Gegenwärtig scheint eine Katastrophe bevorzustehen, die vor allen Dingen auf die Begegnung von Gier und Geld zurückzuführen ist. Dabei blieb der Geist anscheinend auf der Strecke und ich glaube, wir sollten uns fragen, ob wir die Tendenzen, die gegenwärtig vor allem in der Ökonomie und den Finanzmärkten zu beobachten sind, unbedingt hinnehmen müssen oder ob wir uns vielleicht lieber Karl Valentin zuwenden, der ja behauptet hat, alle Menschen seien eigentlich gut, nur die Leute seien schlecht. Oder wie es Ödön von Horváth mal gesagt hat: »Ich bin eigentlich ein ganz anderer, ich komme nur so selten dazu.« Das heißt, wir wollen auch der Frage nachgehen, ob das Wort aus den Evangelien eigentlich noch gilt, der Geist weht, wohin er will und nicht wohin das Geld es will.
Um diesen Themen näherzukommen, habe ich zwei Gäste hier bei mir, die vermutlich jeder kennt.
Peter Sloterdijk, geboren 1947, ist Philosoph und dürfte vielen unter anderem aus dem ›Philosophischen Quartett‹ bekannt sein. Seine Bücher und Beiträge sowie Kommentare zu den Themen Religion und zuletzt zur Finanzkrise lösen immer wieder größere Debatten im Feuilleton aus.
Thomas Macho, geboren 1952, ist Kulturwissenschaftler und Philosoph. Bekannt ist er für seine Beiträge zur Religion in der Moderne und auch zu vergangenen und noch bevorstehenden Apokalypsen. Ich heiße Sie beide herzlich willkommen!
Damit möchte ich auch sogleich zur ersten Frage kommen. Lieber Herr Sloterdijk, Sie haben kürzlich in der Wochenzeitung ›Die Zeit‹ eine Möglichkeit angedeutet, dass wir aus der gegenwärtigen Geld- und Gierkrise herauskommen könnten, wenn wir das finanzpolitische Wahnsystem beseitigen könnten, das uns durch Ignoranz und guten Willen der Politiker seit ungefähr 20 Jahren verordnet ist. Wie könnten wir denn genau aus diesem ›Wahnsystem‹ wieder herauskommen?

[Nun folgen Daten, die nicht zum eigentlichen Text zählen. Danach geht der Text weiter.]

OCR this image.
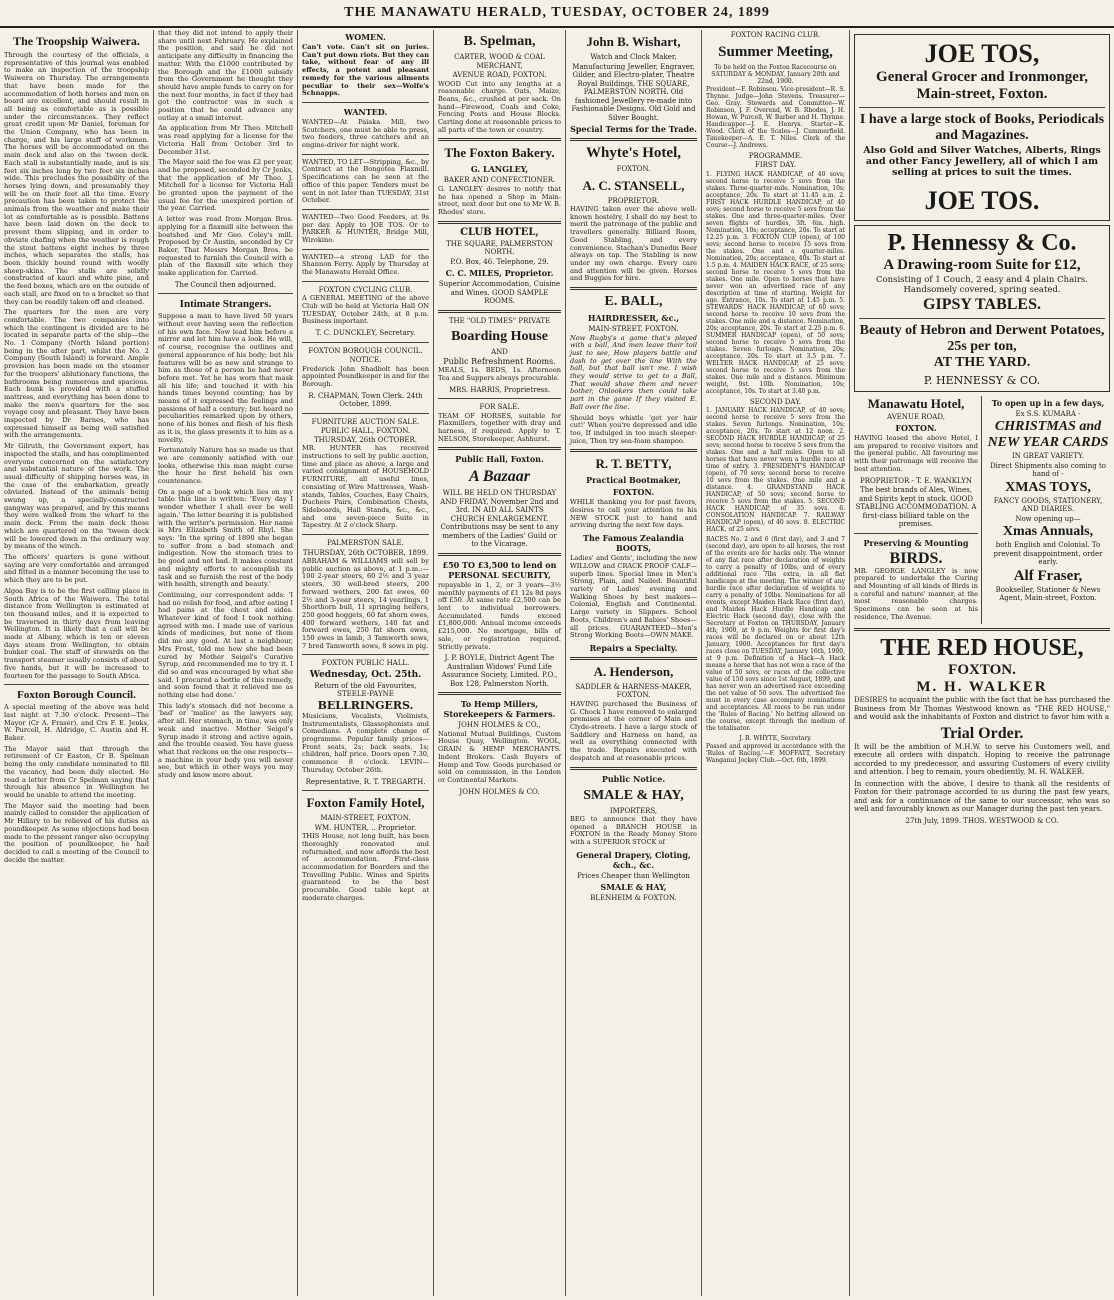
THE MANAWATU HERALD, TUESDAY, OCTOBER 24, 1899
The Troopship Waiwera.

Through the courtesy of the officials, a representative of this journal was enabled to make an inspection of the troopship Waiwera on Thursday. The arrangements that have been made for the accommodation of both horses and men on board are excellent, and should result in all being as comfortable as is possible under the circumstances. They reflect great credit upon Mr Daniel, foreman for the Union Company, who has been in charge, and his large staff of workmen. The horses will be accommodated on the main deck and also on the 'tween deck. Each stall is substantially made, and is six feet six inches long by two feet six inches wide. This precludes the possibility of the horses lying down, and presumably they will be on their feet all the time. Every precaution has been taken to protect the animals from the weather and make their lot as comfortable as is possible. Battens have been laid down on the deck to prevent them slipping, and in order to obviate chafing when the weather is rough the stout battens eight inches by three inches, which separates the stalls, has been thickly bound round with woolly sheep-skins. The stalls are solidly constructed of kauri and white pine, and the feed boxes, which are on the outside of each stall, are fixed on to a bracket so that they can be readily taken off and cleaned.

The quarters for the men are very comfortable. The two companies into which the contingent is divided are to be located in separate parts of the ship—the No. 1 Company (North Island portion) being in the after part, whilst the No. 2 Company (South Island) is forward. Ample provision has been made on the steamer for the troopers' ablutionary functions, the bathrooms being numerous and spacious. Each bunk is provided with a stuffed mattress, and everything has been done to make the men's quarters for the sea voyage cosy and pleasant. They have been inspected by Dr Barnes, who has expressed himself as being well satisfied with the arrangements.

Mr Gilruth, the Government expert, has inspected the stalls, and has complimented everyone concerned on the satisfactory and substantial nature of the work. The usual difficulty of shipping horses was, in the case of the embarkation, greatly obviated. Instead of the animals being swung up, a specially-constructed gangway was prepared, and by this means they were walked from the wharf to the main deck. From the main deck those which are quartered on the 'tween deck will be lowered down in the ordinary way by means of the winch.

The officers' quarters is gone without saying are very comfortable and arranged and fitted in a manner becoming the use to which they are to be put.

Algoa Bay is to be the first calling place in South Africa of the Waiwera. The total distance from Wellington is estimated at ten thousand miles, and it is expected to be traversed in thirty days from leaving Wellington. It is likely that a call will be made at Albany, which is ten or eleven days steam from Wellington, to obtain bunker coal. The staff of stewards on the transport steamer usually consists of about five hands, but it will be increased to fourteen for the passage to South Africa.

Foxton Borough Council.

A special meeting of the above was held last night at 7.30 o'clock. Present—The Mayor (Cr A. Fraser), and Crs F. E. Jenks, W. Purcell, H. Aldridge, C. Austin and H. Baker.

The Mayor said that through the retirement of Cr Easton, Cr B. Spelman being the only candidate nominated to fill the vacancy, had been duly elected. He read a letter from Cr Spelman saying that through his absence in Wellington he would be unable to attend the meeting.

The Mayor said the meeting had been mainly called to consider the application of Mr Hillary to be relieved of his duties as poundkeeper. As some objections had been made to the present ranger also occupying the position of poundkeeper, he had decided to call a meeting of the Council to decide the matter.

that they did not intend to apply their share until next February. He explained the position, and said he did not anticipate any difficulty in financing the matter. With the £1000 contributed by the Borough and the £1000 subsidy from the Government he thought they should have ample funds to carry on for the next four months, in fact if they had got the contractor was in such a position that he could advance any outlay at a small interest.

An application from Mr Theo. Mitchell was read applying for a license for the Victoria Hall from October 3rd to December 31st.

The Mayor said the fee was £2 per year, and he proposed, seconded by Cr Jenks, that the application of Mr Theo. J. Mitchell for a license for Victoria Hall be granted upon the payment of the usual fee for the unexpired portion of the year. Carried.

A letter was read from Morgan Bros. applying for a flaxmill site between the boatshed and Mr Geo. Coley's mill. Proposed by Cr Austin, seconded by Cr Baker, That Messrs Morgan Bros. be requested to furnish the Council with a plan of the flaxmill site which they make application for. Carried.

The Council then adjourned.

Intimate Strangers.

Suppose a man to have lived 50 years without ever having seen the reflection of his own face. Now lead him before a mirror and let him have a look. He will, of course, recognise the outlines and general appearance of his body; but his features will be as new and strange to him as those of a person he had never before met. Yet he has worn that mask all his life; and touched it with his hands times beyond counting; has by means of it expressed the feelings and passions of half a century; but heard no peculiarities remarked upon by others, none of his bones and flesh of his flesh as it is, the glass presents it to him as a novelty.

Fortunately Nature has so made us that we are commonly satisfied with our looks, otherwise this man might curse the hour he first beheld his own countenance.

On a page of a book which lies on my table this line is written: 'Every day I wonder whether I shall ever be well again.' The letter bearing it is published with the writer's permission. Her name is Mrs Elizabeth Smith of Rhyl. She says: 'In the spring of 1890 she began to suffer from a bad stomach and indigestion. Now the stomach tries to be good and not bad. It makes constant and mighty efforts to accomplish its task and so furnish the rest of the body with health, strength and beauty.'

Continuing, our correspondent adds: 'I had no relish for food, and after eating I had pains at the chest and sides. Whatever kind of food I took nothing agreed with me. I made use of various kinds of medicines, but none of them did me any good. At last a neighbour, Mrs Frost, told me how she had been cured by Mother Seigel's Curative Syrup, and recommended me to try it. I did so and was encouraged by what she said. I procured a bottle of this remedy, and soon found that it relieved me as nothing else had done.'

This lady's stomach did not become a 'bad' or 'malice' as the lawyers say, after all. Her stomach, in time, was only weak and inactive. Mother Seigel's Syrup made it strong and active again, and the trouble ceased. You have guess what that reckons on the one respects—a machine in your body you will never see, but which in other ways you may study and know more about.

WOMEN.

Can't vote. Can't sit on juries. Can't put down riots. But they can take, without fear of any ill effects, a potent and pleasant remedy for the various ailments peculiar to their sex—Wolfe's Schnapps.

WANTED.

WANTED—At Paiaka Mill, two Scutchers, one must be able to press, two feeders, three catchers and an engine-driver for night work.

WANTED, TO LET—Stripping, &c., by Contract at the Bongotea Flaxmill. Specifications can be seen at the office of this paper. Tenders must be sent in not later than TUESDAY, 31st October.

WANTED—Two Good Feeders, at 9s per day. Apply to JOE TOS. Or to PARKER & HUNTER, Bridge Mill, Wirokino.

WANTED—a strong LAD for the Shannon Ferry. Apply by Thursday at the Manawatu Herald Office.

FOXTON CYCLING CLUB.

A GENERAL MEETING of the above Club will be held at Victoria Hall ON TUESDAY, October 24th, at 8 p.m. Business important.

T. C. DUNCKLEY, Secretary.

FOXTON BOROUGH COUNCIL.
NOTICE.

Frederick John Shadbolt has been appointed Poundkeeper in and for the Borough.

R. CHAPMAN, Town Clerk. 24th October, 1899.

FURNITURE AUCTION SALE.
PUBLIC HALL, FOXTON. THURSDAY, 26th OCTOBER.

MR. HUNTER has received instructions to sell by public auction, time and place as above, a large and varied consignment of HOUSEHOLD FURNITURE, all useful lines, consisting of Wire Mattresses, Wash-stands, Tables, Couches, Easy Chairs, Duchess Pairs, Combination Chests, Sideboards, Hall Stands, &c., &c., and one seven-piece Suite in Tapestry. At 2 o'clock Sharp.

PALMERSTON SALE.
THURSDAY, 26th OCTOBER, 1899.

ABRAHAM & WILLIAMS will sell by public auction as above, at 1 p.m.:— 100 2-year steers, 60 2½ and 3 year steers, 30 well-bred steers, 200 forward wethers, 200 fat ewes, 60 2½ and 3-year steers, 14 yearlings, 1 Shorthorn bull, 11 springing heifers, 250 good hoggets, 60 fat shorn ewes, 400 forward wethers, 140 fat and forward ewes, 250 fat shorn ewes, 150 ewes in lamb, 3 Tamworth sows, 7 bred Tamworth sows, 8 sows in pig.

FOXTON PUBLIC HALL.
Wednesday, Oct. 25th.

Return of the old Favourites, STEELE-PAYNE

BELLRINGERS.

Musicians, Vocalists, Violinists, Instrumentalists, Glassophonists and Comedians. A complete change of programme. Popular family prices—Front seats, 2s; back seats, 1s; children, half price. Doors open 7.30, commence 8 o'clock. LEVIN—Thursday, October 26th.

Representative, R. T. TREGARTH.

Foxton Family Hotel,
MAIN-STREET, FOXTON.
WM. HUNTER, .. Proprietor.

THIS House, not long built, has been thoroughly renovated and refurnished, and now affords the best of accommodation. First-class accommodation for Boarders and the Travelling Public. Wines and Spirits guaranteed to be the best procurable. Good table kept at moderate charges.

B. Spelman,
CARTER, WOOD & COAL MERCHANT,
AVENUE ROAD, FOXTON.

WOOD Cut into any lengths at a reasonable charge. Oats, Maize, Beans, &c., crushed at per sack. On hand—Firewood, Coals and Coke, Fencing Posts and House Blocks. Carting done at reasonable prices to all parts of the town or country.

The Foxton Bakery.
G. LANGLEY,
BAKER AND CONFECTIONER.

G. LANGLEY desires to notify that he has opened a Shop in Main-street, next door but one to Mr W. B. Rhodes' store.

CLUB HOTEL,
THE SQUARE, PALMERSTON NORTH.
P.O. Box, 46. Telephone, 29.
C. C. MILES, Proprietor.

Superior Accommodation, Cuisine and Wines. GOOD SAMPLE ROOMS.

THE "OLD TIMES" PRIVATE
Boarding House
AND
Public Refreshment Rooms.

MEALS, 1s. BEDS, 1s. Afternoon Tea and Suppers always procurable.

MRS. HARRIS, Proprietress.

FOR SALE.

TEAM OF HORSES, suitable for Flaxmillers, together with dray and harness, if required. Apply to T. NELSON, Storekeeper, Ashhurst.

Public Hall, Foxton.
A Bazaar

WILL BE HELD ON THURSDAY AND FRIDAY, November 2nd and 3rd. IN AID ALL SAINTS CHURCH ENLARGEMENT. Contributions may be sent to any members of the Ladies' Guild or to the Vicarage.

£50 TO £3,500 to lend on PERSONAL SECURITY,

repayable in 1, 2, or 3 years—3½ monthly payments of £1 12s 8d pays off £50. At same rate £2,500 can be lent to individual borrowers. Accumulated funds exceed £1,800,000. Annual income exceeds £215,000. No mortgage, bills of sale, or registration required. Strictly private.

J. P. BOYLE, District Agent The Australian Widows' Fund Life Assurance Society, Limited. P.O., Box 128, Palmerston North.

To Hemp Millers, Storekeepers & Farmers.
JOHN HOLMES & CO.,

National Mutual Buildings, Custom House Quay, Wellington. WOOL, GRAIN & HEMP MERCHANTS. Indent Brokers. Cash Buyers of Hemp and Tow. Goods purchased or sold on commission, in the London or Continental Markets.

JOHN HOLMES & CO.

John B. Wishart,
Watch and Clock Maker,

Manufacturing Jeweller, Engraver, Gilder, and Electro-plater, Theatre Royal Buildings, THE SQUARE, PALMERSTON NORTH. Old fashioned Jewellery re-made into Fashionable Designs. Old Gold and Silver Bought.

Special Terms for the Trade.
Whyte's Hotel,
FOXTON.
A. C. STANSELL,
PROPRIETOR.

HAVING taken over the above well-known hostelry, I shall do my best to merit the patronage of the public and travellers generally. Billiard Room, Good Stabling, and every convenience. Stachan's Dunedin Beer always on tap. The Stabling is now under my own charge. Every care and attention will be given. Horses and Buggies for hire.

E. BALL,
HAIRDRESSER, &c.,
MAIN-STREET, FOXTON.

Now Rugby's a game that's played with a ball, And men leave their toil just to see, How players battle and dash to get over the line With the ball, but that ball isn't me. I wish they would strive to get to a Ball, That would shave them and never bother, Onlookers then could take part in the game If they visited E. Ball over the line.

Should boys whistle 'get yer hair cut!' When you're depressed and idle too, If indulged in too much sleeper-juice, Then try sea-foam shampoo.

R. T. BETTY,
Practical Bootmaker,
FOXTON.

WHILE thanking you for past favors, desires to call your attention to his NEW STOCK just to hand and arriving during the next few days.

The Famous Zealandia BOOTS,

Ladies' and Gents', including the new WILLOW and CRACK PROOF CALF—superb lines. Special lines in Men's Strong, Plain, and Nailed. Beautiful variety of Ladies' evening and Walking Shoes by best makers—Colonial, English and Continental. Large variety in Slippers. School Boots, Children's and Babies' Shoes—all prices. GUARANTEED—Men's Strong Working Boots—OWN MAKE.

Repairs a Specialty.
A. Henderson,
SADDLER & HARNESS-MAKER, FOXTON.

HAVING purchased the Business of G. Chock I have removed to enlarged premises at the corner of Main and Clyde-streets. I have a large stock of Saddlery and Harness on hand, as well as everything connected with the trade. Repairs executed with despatch and at reasonable prices.

Public Notice.
SMALE & HAY,
IMPORTERS,

BEG to announce that they have opened a BRANCH HOUSE in FOXTON in the Ready Money Store with a SUPERIOR STOCK of

General Drapery, Cloting, &ch., &c.

Prices Cheaper than Wellington

SMALE & HAY,

BLENHEIM & FOXTON.

FOXTON RACING CLUB.
Summer Meeting,

To be held on the Foxton Racecourse on SATURDAY & MONDAY, January 20th and 22nd, 1900.

President—F. Robinson. Vice-president—R. S. Thynne. Judge—John Stevens. Treasurer—Geo. Gray. Stewards and Committee—W. Robinson, J. F. Overend, W. B. Rhodes, J. H. Howan, W. Purcell, W. Barber and H. Thynne. Handicapper—J. E. Henrys. Starter—K. Wood. Clerk of the Scales—J. Cummerfield. Timekeeper—A. E. T. Niles. Clerk of the Course—J. Andrews.

PROGRAMME.
FIRST DAY.

1. FLYING HACK HANDICAP, of 40 sovs; second horse to receive 5 sovs from the stakes. Three-quarter-mile. Nomination, 10s; acceptance, 20s. To start at 11.45 a.m. 2. FIRST HACK HURDLE HANDICAP, of 40 sovs; second horse to receive 5 sovs from the stakes. One and three-quarter-miles. Over seven flights of hurdles, 3ft. 6in. high. Nomination, 10s; acceptance, 20s. To start at 12.25 p.m. 3. FOXTON CUP (open), of 100 sovs; second horse to receive 15 sovs from the stakes. One and a quarter-miles. Nomination, 20s; acceptance, 40s. To start at 1.5 p.m. 4. MAIDEN HACK RACE, of 25 sovs; second horse to receive 5 sovs from the stakes. One mile. Open to horses that have never won an advertised race of any description at time of starting. Weight for age. Entrance, 10s. To start at 1.45 p.m. 5. STEWARDS' HACK HANDICAP, of 60 sovs; second horse to receive 10 sovs from the stakes. One mile and a distance. Nomination, 20s; acceptance, 20s. To start at 2.25 p.m. 6. SUMMER HANDICAP (open), of 50 sovs; second horse to receive 5 sovs from the stakes. Seven furlongs. Nomination, 20s; acceptance, 20s. To start at 3.5 p.m. 7. WELTER HACK HANDICAP, of 25 sovs; second horse to receive 5 sovs from the stakes. One mile and a distance. Minimum weight, 9st. 10lb. Nomination, 10s; acceptance, 10s. To start at 3.40 p.m.

SECOND DAY.

1. JANUARY HACK HANDICAP, of 40 sovs; second horse to receive 5 sovs from the stakes. Seven furlongs. Nomination, 10s; acceptance, 20s. To start at 12 noon. 2. SECOND HACK HURDLE HANDICAP, of 25 sovs; second horse to receive 5 sovs from the stakes. One and a half miles. Open to all horses that have never won a hurdle race at time of entry. 3. PRESIDENT'S HANDICAP (open), of 70 sovs; second horse to receive 10 sovs from the stakes. One mile and a distance. 4. GRANDSTAND HACK HANDICAP, of 50 sovs; second horse to receive 5 sovs from the stakes. 5. SECOND HACK HANDICAP, of 35 sovs. 6. CONSOLATION HANDICAP. 7. RAILWAY HANDICAP (open), of 40 sovs. 8. ELECTRIC HACK, of 25 sovs.

RACES No. 2 and 6 (first day), and 3 and 7 (second day), are open to all horses, the rest of the events are for hacks only. The winner of any flat race after declaration of weights to carry a penalty of 10lbs, and of every additional race 7lbs extra, in all flat handicaps at the meeting. The winner of any hurdle race after declaration of weights to carry a penalty of 10lbs. Nominations for all events, except Maiden Hack Race (first day), and Maiden Hack Hurdle Handicap and Electric Hack (second day), close with the Secretary at Foxton on THURSDAY, January 4th, 1900, at 9 p.m. Weights for first day's races will be declared on or about 12th January, 1900. Acceptances for first day's races close on TUESDAY, January 16th, 1900, at 9 p.m. Definition of a Hack—A Hack means a horse that has not won a race of the value of 50 sovs, or races of the collective value of 150 sovs since 1st August, 1899, and has never won an advertised race exceeding the net value of 50 sovs. The advertised fee must in every case accompany nominations and acceptances. All races to be run under the 'Rules of Racing.' No betting allowed on the course, except through the medium of the totalisator.

J. R. WHYTE, Secretary.

Passed and approved in accordance with the 'Rules of Racing.'—F. MOFFATT, Secretary Wanganui Jockey Club.—Oct. 6th, 1899.

JOE TOS,
General Grocer and Ironmonger,
Main-street, Foxton.
I have a large stock of Books, Periodicals and Magazines.
Also Gold and Silver Watches, Alberts, Rings and other Fancy Jewellery, all of which I am selling at prices to suit the times.
JOE TOS.
P. Hennessy & Co.
A Drawing-room Suite for £12,
Consisting of 1 Couch, 2 easy and 4 plain Chairs. Handsomely covered, spring seated.
GIPSY TABLES.
Beauty of Hebron and Derwent Potatoes, 25s per ton,
AT THE YARD.
P. HENNESSY & CO.
Manawatu Hotel,
AVENUE ROAD,
FOXTON.

HAVING leased the above Hotel, I am prepared to receive visitors and the general public. All favouring me with their patronage will receive the best attention.

PROPRIETOR - T. E. WANKLYN

The best brands of Ales, Wines, and Spirits kept in stock. GOOD STABLING ACCOMMODATION. A first-class billiard table on the premises.

Preserving & Mounting
BIRDS.

MR. GEORGE LANGLEY is now prepared to undertake the Curing and Mounting of all kinds of Birds in a careful and nature' manner, at the most reasonable charges. Specimens can be seen at his residence, The Avenue.

To open up in a few days,
Ex S.S. KUMARA -
CHRISTMAS and NEW YEAR CARDS

IN GREAT VARIETY.

Direct Shipments also coming to hand of -

XMAS TOYS,

FANCY GOODS, STATIONERY, AND DIARIES.

Now opening up—

Xmas Annuals,

both English and Colonial. To prevent disappointment, order early.

Alf Fraser,

Bookseller, Stationer & News Agent, Main-street, Foxton.

THE RED HOUSE,
FOXTON.
M. H. WALKER

DESIRES to acquaint the public with the fact that he has purchased the Business from Mr Thomas Westwood known as "THE RED HOUSE," and would ask the inhabitants of Foxton and district to favor him with a

Trial Order.

It will be the ambition of M.H.W. to serve his Customers well, and execute all orders with dispatch. Hoping to receive the patronage accorded to my predecessor, and assuring Customers of every civility and attention. I beg to remain, yours obediently, M. H. WALKER.

In connection with the above, I desire to thank all the residents of Foxton for their patronage accorded to us during the past few years, and ask for a continuance of the same to our successor, who was so well and favourably known as our Manager during the past ten years.

27th July, 1899. THOS. WESTWOOD & CO.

Manfred Osten, Peter Sloterdijk, Thomas Macho (v. l. n. r.)
PETER SLOTERDIJK: Wenn wir rekonstruieren wollten, aus welchen Motiven die europäischen Politiker den Euro seinerzeit entwickelt haben, mit welchen Gründen sie die Griechen als ›Mutterland der Demokratie‹ – das seit ungefähr 2200 Jahren nicht mehr weiß, was Demokratie ist – in diese Konstruktion von gutem Willen und Halbbildung hinein geschummelt haben, dann würden wir den heutigen Abend in eine Wahlveranstaltung verwandeln. Wir würden den Saal polarisieren in solche, die glauben, dass man das geringere Übel in der gegenwärtigen Situation noch identifizieren kann und solche, die glauben, dass dies nicht mehr möglich ist.
Ich habe mich kürzlich in einer öffentlichen Äußerung bloßgestellt als jemand, der aktuell unfähig ist, das geringere Übel zu sehen. Das sollte einem Intellektuellen eigentlich nicht passieren.

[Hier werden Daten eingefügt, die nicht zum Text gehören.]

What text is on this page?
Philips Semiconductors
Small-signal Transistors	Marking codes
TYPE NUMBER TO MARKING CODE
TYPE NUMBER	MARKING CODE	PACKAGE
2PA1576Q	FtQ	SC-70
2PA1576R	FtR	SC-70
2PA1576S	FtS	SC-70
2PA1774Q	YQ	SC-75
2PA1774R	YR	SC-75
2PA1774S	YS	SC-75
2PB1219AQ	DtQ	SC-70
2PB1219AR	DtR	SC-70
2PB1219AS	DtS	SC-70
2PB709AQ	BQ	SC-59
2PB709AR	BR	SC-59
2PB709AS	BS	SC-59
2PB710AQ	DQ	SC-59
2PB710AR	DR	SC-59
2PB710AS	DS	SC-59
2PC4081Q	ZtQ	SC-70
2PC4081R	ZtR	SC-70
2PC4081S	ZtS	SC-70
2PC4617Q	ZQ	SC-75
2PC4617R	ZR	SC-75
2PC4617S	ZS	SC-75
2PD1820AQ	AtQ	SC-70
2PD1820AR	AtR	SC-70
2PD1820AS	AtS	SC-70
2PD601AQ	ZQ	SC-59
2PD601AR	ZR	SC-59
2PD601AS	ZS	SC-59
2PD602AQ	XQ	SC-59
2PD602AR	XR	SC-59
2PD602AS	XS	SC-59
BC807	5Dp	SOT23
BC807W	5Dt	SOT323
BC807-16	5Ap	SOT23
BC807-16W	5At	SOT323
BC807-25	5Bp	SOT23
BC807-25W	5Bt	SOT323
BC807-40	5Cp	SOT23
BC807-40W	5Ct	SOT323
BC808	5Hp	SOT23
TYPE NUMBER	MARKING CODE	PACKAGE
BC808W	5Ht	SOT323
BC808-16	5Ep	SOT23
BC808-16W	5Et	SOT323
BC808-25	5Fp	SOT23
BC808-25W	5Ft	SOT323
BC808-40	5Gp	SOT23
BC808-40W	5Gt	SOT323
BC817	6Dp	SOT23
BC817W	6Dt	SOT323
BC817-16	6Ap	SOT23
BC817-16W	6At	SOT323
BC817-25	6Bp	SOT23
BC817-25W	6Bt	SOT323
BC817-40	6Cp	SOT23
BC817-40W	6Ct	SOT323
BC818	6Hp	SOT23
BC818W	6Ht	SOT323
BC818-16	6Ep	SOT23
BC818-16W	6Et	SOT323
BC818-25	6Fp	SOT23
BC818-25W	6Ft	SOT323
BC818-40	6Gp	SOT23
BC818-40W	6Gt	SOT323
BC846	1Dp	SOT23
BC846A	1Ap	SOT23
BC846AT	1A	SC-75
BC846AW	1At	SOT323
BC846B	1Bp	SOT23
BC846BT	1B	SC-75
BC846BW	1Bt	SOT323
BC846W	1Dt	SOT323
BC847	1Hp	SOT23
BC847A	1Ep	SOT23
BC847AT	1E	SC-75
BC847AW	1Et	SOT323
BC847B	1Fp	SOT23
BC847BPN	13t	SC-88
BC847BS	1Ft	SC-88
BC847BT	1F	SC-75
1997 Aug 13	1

Einstiege in Gespräche sollten nach meinem Dafürhalten daher nicht aktuell sein. Ich glaube, man muss Gedanken immer weit herholen, denn das Wesen des Geistes besteht ja darin, dass er das Weithergeholte ist. Dieses weite Herholen ist jedoch aus dem Gebrauch gekommen in dieser Zeit, in der wir uns allesamt – um ein schönes Wort des jungen Nietzsche zu zitieren – zu ›Legionären des Augenblicks‹ haben machen lassen. Nietzsche hatte damals gerade Goethes Gespräche mit Eckermann wieder gelesen und unter dem Eindruck der darin wahrnehmbaren olympischen Jovialität gesagt, er würde seinerseits gerne tausend Tonnen Zeitgenössisches preisgeben, um auch nur eine Stunde in dieser anderen Reflexion verbringen zu dürfen.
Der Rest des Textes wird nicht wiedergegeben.